For BPOL situsing purposes, taxpayers generally must include in the tax base “only those gross receipts attributed to the exercise of a privilege subject to licensure at a definite place of business” within the taxing jurisdiction. Va. Code § 58.1-3703.1(A)3.a. For receipts from the performance of services, if the services are not performed at any definite place of business, they are attributed to the definite place of business from which they are directed or controlled. Va. Code § 58.1-3703.1(A)3.a.(4). But when it is impossible or impractical to determine where the service is performed or from where the service is directed or controlled, such receipts are taxed based on payroll apportionment between a taxpayer’s definite places of business. Va. Code § 58.1-3703.1(A)3.b. For purposes of the payroll apportionment calculation, “[g]ross receipts shall not be apportioned to a definite place of business unless some activities under the applicable general rule occurred at, or were controlled from, such definite place of business.” Va. Code § 58.1-3703.1(A)3.b.

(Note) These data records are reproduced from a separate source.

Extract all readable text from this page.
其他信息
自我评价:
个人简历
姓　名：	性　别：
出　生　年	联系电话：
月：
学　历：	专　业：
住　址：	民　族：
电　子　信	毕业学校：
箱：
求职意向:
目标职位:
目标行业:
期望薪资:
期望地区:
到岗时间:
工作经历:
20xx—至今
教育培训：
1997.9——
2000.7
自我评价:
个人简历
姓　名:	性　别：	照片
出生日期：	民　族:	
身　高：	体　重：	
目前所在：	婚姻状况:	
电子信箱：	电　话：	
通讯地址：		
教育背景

The Tax Commissioner held that this statutory language does not require the payroll of remote employees to be sitused to the definite place of business to which they report. Rather, the remote employee’s home may itself constitute a definite place of business. The Tax Commissioner further observed that requiring payroll of remote employees to be apportioned on a direction and control basis “would reintroduce the types of factual complexities that payroll apportionment was designed to avoid.” Thus, the Tax Commissioner rejected the County’s determination and took the taxpayer’s argument one step further, holding that numerator of the payroll apportionment calculation “should not include any employees who worked remotely outside of the County, regardless of what office they reported to.”
Va. Public Document Ruling No. 21-131, Va. Dep’t of Taxation (issued Sept. 28, 2021).